Originally posted Wednesday, May 16, 2001
Thursday night was the start of Lag B'Omer (33rd of the Omer, the period between Passover and Shavuot (Feast of Weeks), when the Hebrew slaves left Egypt and traveled to Sinai to receive the 10 Commandments and become the Nation of Israel).
(In the time of Rabbi Akiva, who witnessed the destruction of the Second Temple and who was the greatest Torah Sage of his generation, twenty four thousand of his disciples died in an epidemic. The underlying spiritual cause of the epidemic was the students' lack of respect for each other. This sad event and others took place during the Counting of the Omer. As a result, the Omer period has become one of semi-mourning in which we don't hold weddings or festivities, nor do we shave or get haircuts. But because the epidemic was suspended on the 33rd day - Lag B'omer - Lag B'omer has become a joyous day of celebration.

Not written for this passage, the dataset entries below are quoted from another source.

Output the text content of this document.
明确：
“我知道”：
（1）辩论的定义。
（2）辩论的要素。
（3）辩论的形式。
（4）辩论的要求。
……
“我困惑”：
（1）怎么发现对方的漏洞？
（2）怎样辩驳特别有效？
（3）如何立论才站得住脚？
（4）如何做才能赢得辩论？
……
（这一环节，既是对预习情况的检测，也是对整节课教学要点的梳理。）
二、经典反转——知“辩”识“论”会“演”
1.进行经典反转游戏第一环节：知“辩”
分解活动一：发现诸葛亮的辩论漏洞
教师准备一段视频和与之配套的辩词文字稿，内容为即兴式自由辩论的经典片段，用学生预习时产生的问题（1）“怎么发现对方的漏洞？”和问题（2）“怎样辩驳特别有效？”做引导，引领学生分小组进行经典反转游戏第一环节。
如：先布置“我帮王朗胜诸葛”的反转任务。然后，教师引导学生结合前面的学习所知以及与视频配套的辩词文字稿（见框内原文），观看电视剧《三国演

After all his students died, Rabbi Akiva "started over" and began teaching other students. One of his foremost students was Rabbi Shimon bar Yochai, the author of the Zohar. The Zohar, which means "The Shining Light," is the basis of the secret teachings of the Torah. Some people light bonfires on Lag B'omer and sing songs in honor of Rabbi Shimon bar Yochai, who revealed the teachings of the Zohar to the world on Lag B'omer.)

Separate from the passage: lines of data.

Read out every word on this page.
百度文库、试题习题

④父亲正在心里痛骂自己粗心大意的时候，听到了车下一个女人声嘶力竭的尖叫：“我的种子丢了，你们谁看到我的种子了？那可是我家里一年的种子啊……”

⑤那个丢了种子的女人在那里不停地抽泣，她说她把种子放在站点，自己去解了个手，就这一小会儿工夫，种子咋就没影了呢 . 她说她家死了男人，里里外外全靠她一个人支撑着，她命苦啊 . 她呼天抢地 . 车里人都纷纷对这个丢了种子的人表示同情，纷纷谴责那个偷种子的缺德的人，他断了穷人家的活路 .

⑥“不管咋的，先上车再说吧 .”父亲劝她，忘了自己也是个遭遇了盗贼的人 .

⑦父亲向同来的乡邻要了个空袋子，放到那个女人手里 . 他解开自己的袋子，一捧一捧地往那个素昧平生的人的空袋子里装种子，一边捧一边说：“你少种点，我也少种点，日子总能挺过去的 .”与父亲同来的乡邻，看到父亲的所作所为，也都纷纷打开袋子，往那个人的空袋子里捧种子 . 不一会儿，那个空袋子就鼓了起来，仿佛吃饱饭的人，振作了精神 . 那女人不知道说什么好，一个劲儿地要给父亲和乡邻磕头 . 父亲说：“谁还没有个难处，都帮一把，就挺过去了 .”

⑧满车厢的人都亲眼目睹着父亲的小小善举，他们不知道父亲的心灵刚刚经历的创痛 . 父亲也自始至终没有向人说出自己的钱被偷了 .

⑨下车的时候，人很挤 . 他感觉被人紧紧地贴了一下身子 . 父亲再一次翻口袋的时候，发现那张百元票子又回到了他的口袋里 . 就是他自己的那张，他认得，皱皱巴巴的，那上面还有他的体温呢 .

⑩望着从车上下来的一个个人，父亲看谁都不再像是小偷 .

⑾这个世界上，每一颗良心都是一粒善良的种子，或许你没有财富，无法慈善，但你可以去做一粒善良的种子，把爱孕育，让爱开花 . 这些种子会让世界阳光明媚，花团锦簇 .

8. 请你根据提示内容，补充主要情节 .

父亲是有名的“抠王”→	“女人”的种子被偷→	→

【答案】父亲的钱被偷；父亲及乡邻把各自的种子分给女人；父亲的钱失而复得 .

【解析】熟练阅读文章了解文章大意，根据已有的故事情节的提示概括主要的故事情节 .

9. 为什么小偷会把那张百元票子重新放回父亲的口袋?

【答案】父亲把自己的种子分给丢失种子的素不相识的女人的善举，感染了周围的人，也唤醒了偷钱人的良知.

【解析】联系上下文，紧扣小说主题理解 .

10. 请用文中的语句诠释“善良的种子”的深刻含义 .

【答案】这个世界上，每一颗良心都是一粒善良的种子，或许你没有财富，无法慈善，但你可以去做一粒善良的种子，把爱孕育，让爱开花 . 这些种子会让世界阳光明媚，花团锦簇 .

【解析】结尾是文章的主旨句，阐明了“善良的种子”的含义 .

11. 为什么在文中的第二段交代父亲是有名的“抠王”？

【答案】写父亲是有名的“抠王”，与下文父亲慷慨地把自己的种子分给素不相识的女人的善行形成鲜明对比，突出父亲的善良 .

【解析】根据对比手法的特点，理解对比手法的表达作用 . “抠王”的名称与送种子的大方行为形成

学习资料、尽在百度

Anyway, Thursday night the settlement had bonfires...one special for the kids and then families did their own. My girls went to the settlement's bonfire, where they roasted hotdogs, toasted marshmallows, made tea and pita...and had a general kumzitz. At 10 p.m. I left them with friends and went to an 'adults' BBQ. We drank and ate, played records (remember those) of 60's, 70's and early 80's music and had a great time. I got home at 1 a.m. and my girls were asleep in their bed. I kept the dog out for the night and we all slept late since I didn't have work and the kids didn't have school.

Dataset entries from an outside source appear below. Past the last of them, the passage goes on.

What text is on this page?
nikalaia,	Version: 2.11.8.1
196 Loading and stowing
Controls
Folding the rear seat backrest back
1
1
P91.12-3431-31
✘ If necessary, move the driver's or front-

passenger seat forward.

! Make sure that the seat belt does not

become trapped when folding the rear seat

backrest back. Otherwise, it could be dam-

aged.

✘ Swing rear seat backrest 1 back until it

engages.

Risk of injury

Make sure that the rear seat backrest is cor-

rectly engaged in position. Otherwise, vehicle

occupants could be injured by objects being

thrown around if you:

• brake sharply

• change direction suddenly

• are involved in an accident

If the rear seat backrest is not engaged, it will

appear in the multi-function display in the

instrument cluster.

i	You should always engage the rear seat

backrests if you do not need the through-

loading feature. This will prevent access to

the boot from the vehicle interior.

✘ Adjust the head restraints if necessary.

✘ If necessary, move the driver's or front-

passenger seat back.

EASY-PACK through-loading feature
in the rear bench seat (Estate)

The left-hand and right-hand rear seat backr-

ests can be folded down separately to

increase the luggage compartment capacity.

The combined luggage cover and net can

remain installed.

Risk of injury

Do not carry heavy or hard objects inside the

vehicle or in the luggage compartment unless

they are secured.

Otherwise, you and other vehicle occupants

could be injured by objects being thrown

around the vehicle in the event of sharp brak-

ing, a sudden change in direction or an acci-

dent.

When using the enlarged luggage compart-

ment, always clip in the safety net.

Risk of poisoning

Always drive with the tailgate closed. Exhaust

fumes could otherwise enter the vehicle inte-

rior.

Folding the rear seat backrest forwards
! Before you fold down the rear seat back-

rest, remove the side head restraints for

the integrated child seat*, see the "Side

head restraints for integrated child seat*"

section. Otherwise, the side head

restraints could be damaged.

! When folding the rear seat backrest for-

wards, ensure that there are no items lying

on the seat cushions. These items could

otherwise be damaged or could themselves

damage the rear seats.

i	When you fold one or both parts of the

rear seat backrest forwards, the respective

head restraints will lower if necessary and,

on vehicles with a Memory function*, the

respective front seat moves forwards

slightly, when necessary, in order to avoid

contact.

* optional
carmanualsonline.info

My youngest daughter awoke with her usual strep/tonsillitis combo (actually if it's tonsillitis/strep, she may have them removed in the near future). She ran a fever all weekend and on Sunday I took her to Jerusalem to the doctor instead of going to work. We got back around 4:15, and my oldest came home around 5-ish.
At 5:30, my neighbor was shot driving up the road. His car was hit 10 times and he was wounded in the arm.
At 8:00, a caravan of cars, vans and trucks from the settlement made their way down to the spot where our neighbor had been injured. We left as cars filled, rather than as one cohesive unit so only the first 5 cars made it passed the surprised soldiers waiting at the crossroads. I was in the 6th car.
Those of us not able to pass blocked the crossroads and just stood around, talking. About 45 minutes later, the first 5 cars returned. I won't tell you what they did. Fifteen minutes later, a few cars from a nearby settlement came to lend their support. One of the guys told us that if/when the police show up, we offer only our name and ID number. Then he started talking about arrest, and prison, about judges and hearings. A few of the men from my settlement left at that point. I stayed.
I stayed because I'm tired of the apparent inability of my government to act.
I stayed because another of my neighbors was injured.
I stayed because it could have been me.
We decided to stage a protest the next day in front of the Prime Minister's residence, with our neighbor's bullet-riddled car, each bullet hole circled in blood-red paint, right on the lawn.
Unfortunately it was canceled at the last minute, as we were told the IDF went into the offending village and 'did something'.
Yeah, I saw what they did. They cut down three olive trees in a grove of 20. Whoopy.
If anyone is worried the men in those 5 cars hurt any Arabs, don't worry. They found a more effective way to get back.
After all, you can't make a martyr out of a cement and brick factory.